AVAC Spotlight: Ruth M. Carrico, Ph.D., DNP, APRN, CIC
Infectious diseases professor and nurse practitioner in University of Louisville’s School of Medicine
At AVAC’s June briefing, Dr. Ruth Carrico, an infectious disease professor and nurse practitioner from the University of Louisville’s School of Medicine, shared her long-standing success with drive-through influenza vaccination programs, and how they can be replicated in a COVID-19 environment to increase immunization rates.

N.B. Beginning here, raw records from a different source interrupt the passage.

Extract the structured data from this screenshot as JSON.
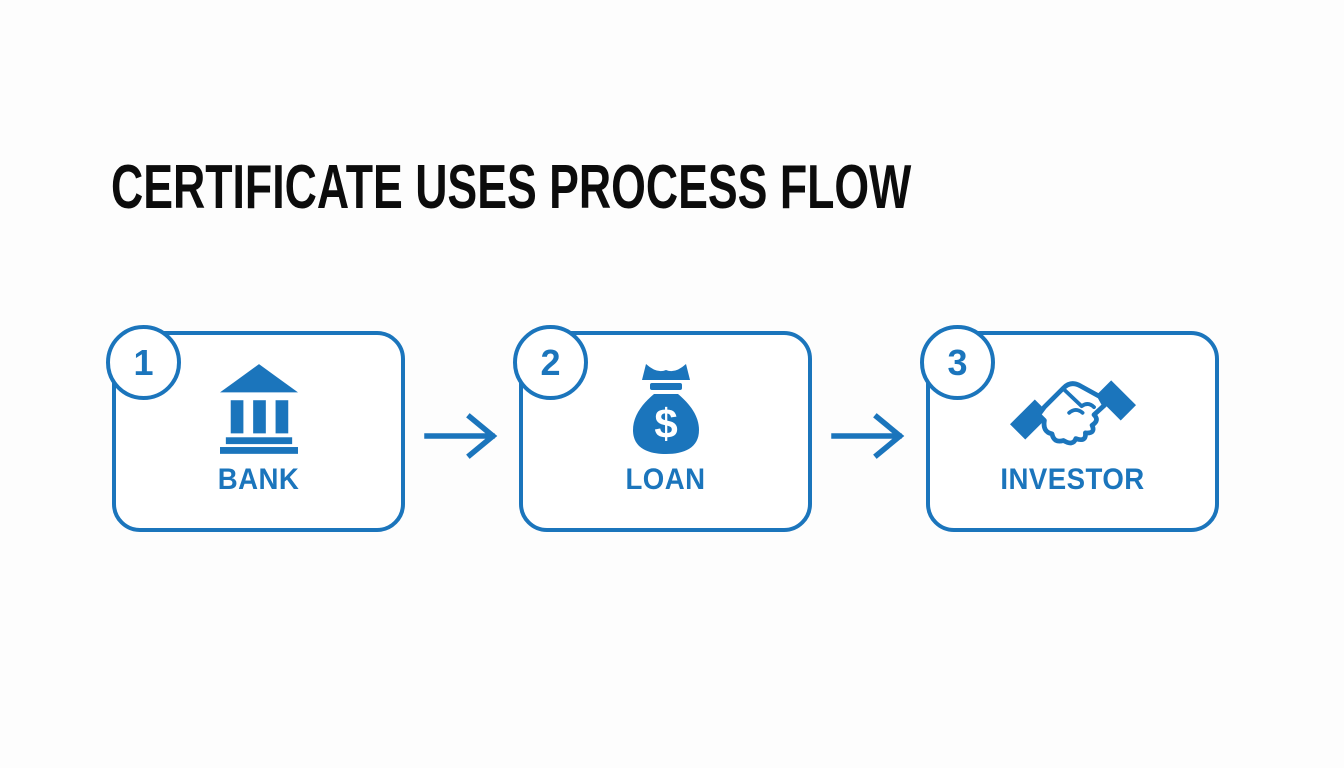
{
  "page": {
    "background_color": "#fdfdfd",
    "accent_color": "#1b75bc",
    "title_color": "#0c0c0c"
  },
  "header": {
    "title": "CERTIFICATE USES PROCESS FLOW"
  },
  "flow": {
    "steps": [
      {
        "number": "1",
        "label": "BANK",
        "icon": "bank-icon"
      },
      {
        "number": "2",
        "label": "LOAN",
        "icon": "money-bag-icon",
        "dollar_symbol": "$"
      },
      {
        "number": "3",
        "label": "INVESTOR",
        "icon": "handshake-icon"
      }
    ],
    "connectors": [
      {
        "icon": "arrow-right-icon"
      },
      {
        "icon": "arrow-right-icon"
      }
    ]
  }
}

Dr. Carrico emphasized that since the early 1990’s, great strides have been made to expand vaccine administration locations from primary care facilities and hospitals to easily accessible locations like pharmacies, workplaces, schools, and religious centers. However, despite being easier to access, the U.S. still fall well below Healthy People 2020 goals for the adult population. For example, the Healthy People objective for the influenza vaccine among the adult population is 70%, but only 43.3% of U.S. adults currently receive an influenza vaccine.

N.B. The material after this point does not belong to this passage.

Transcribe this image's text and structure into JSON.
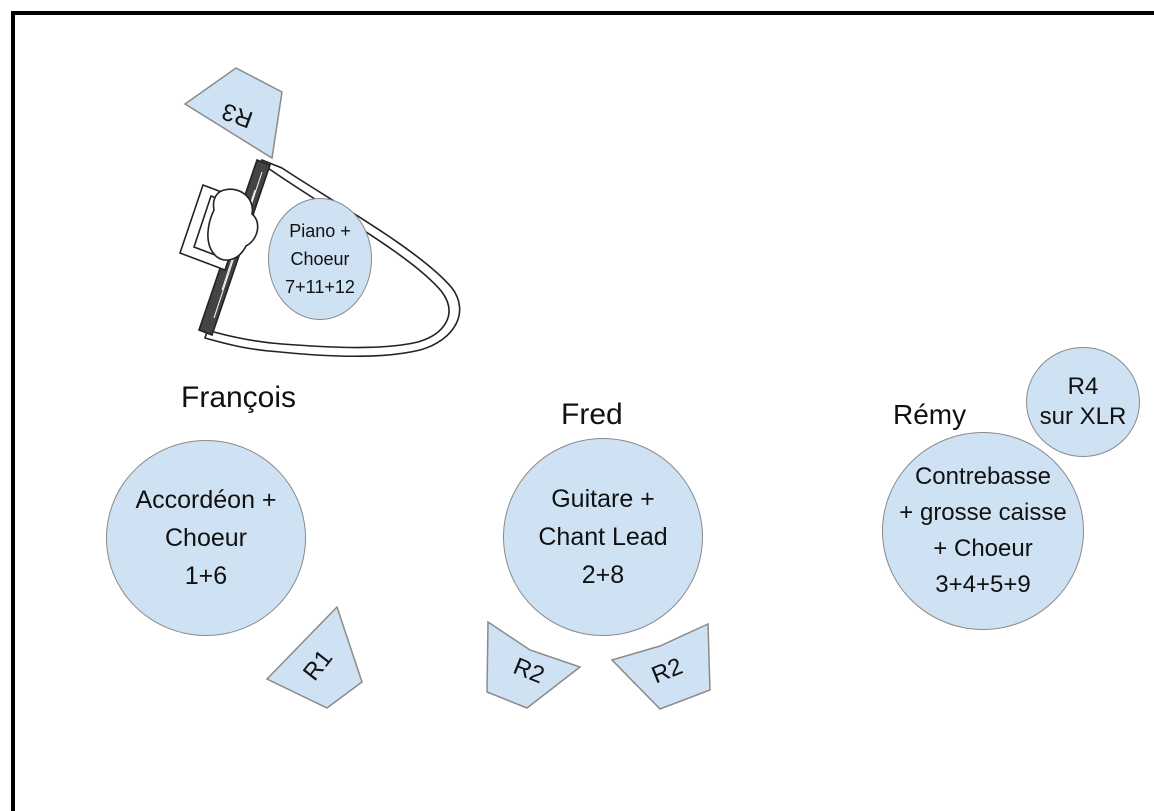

The University of Louisville started holding immunization drive-through clinics in 1994 and used those experiences to implement the largest drive-through clinic in 2009, distributing nearly 20,000 H1N1 influenza vaccines in 18 hours. Drive-through immunization clinics are an example of innovative ways to deliver care. This is particularly important during the COVID-19 pandemic, where some people might not feel safe entering a doctor’s office or a pharmacy to receive routine, recommended immunizations.
As COVID-19 cases continue to increase and the flu season approaches, it is important to think through methods for safely distributing vaccines during a pandemic. Dr. Carrico suggested that, as we think about immunizing in the time of COVID-19, we consider social distancing practices, the use of personal protective equipment (PPE), how to administer vaccines while wearing PPE, and education to combat vaccine hesitancy.

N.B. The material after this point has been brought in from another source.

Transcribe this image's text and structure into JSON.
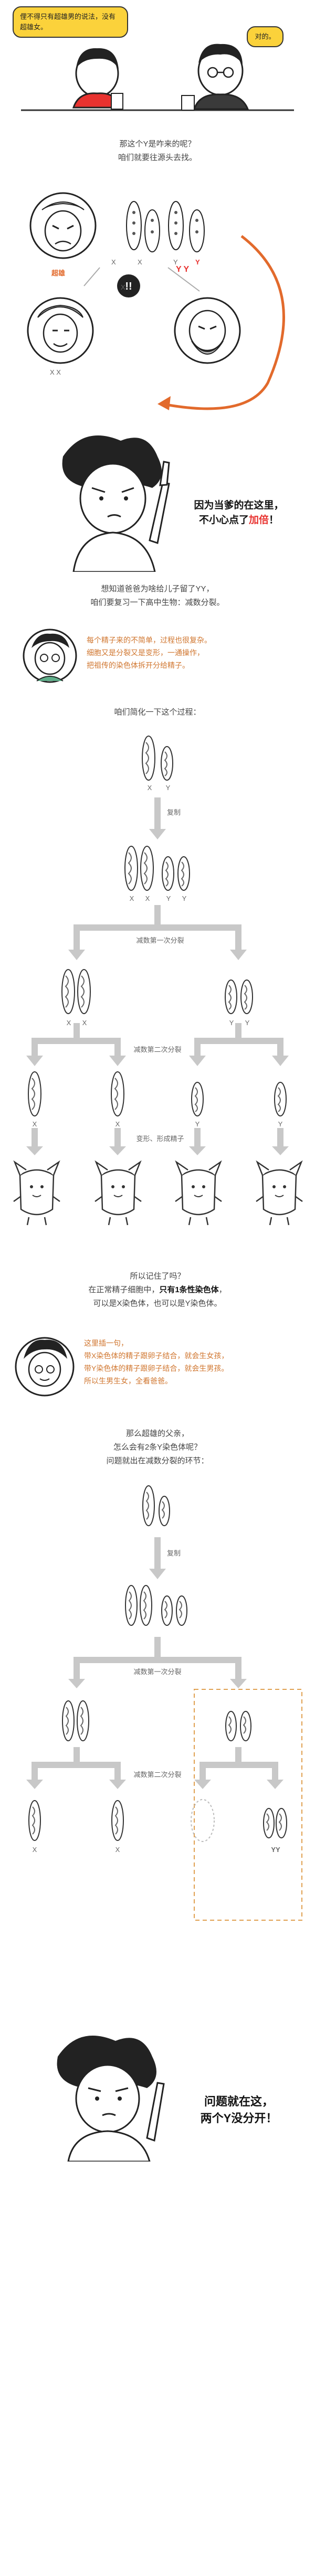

Fortunately, we can learn from the strategies COVID-19 testing centers are using to address many of these challenges. Evaluating the successes and failures of mass testing campaigns can help inform public health officials and health care providers of what we need to do to increase immunization rates for when we have a vaccine for COVID-19 but also for vaccine preventable diseases like flu.
Both the success of the University of Louisville’s drive-through immunization campaigns, and the apparent success of drive-through COVID-19 testing clinics, indicate that drive-through immunizations could be particularly effective for immunizing during the pandemic. For example, each car acts as its own isolation unit and allows for social distancing. Additionally, drive-throughs eliminate hassle and wait times for patients, and can accommodate seniors with mobility issues or physically disabled individuals.
Dr. Carrico has dedicated her career to researching vaccine preventable diseases and has found that infectious disease outbreaks often overlap with poverty. COVID-19 has reminded us of the importance of targeting campaigns to communities with the most need and where health disparities are greatest. As we continue to develop innovative methods of immunizing during the COVID-19 pandemic, Dr. Carrico reminded us that we also need to do a better job engaging populations where there are health disparities and greater health risks.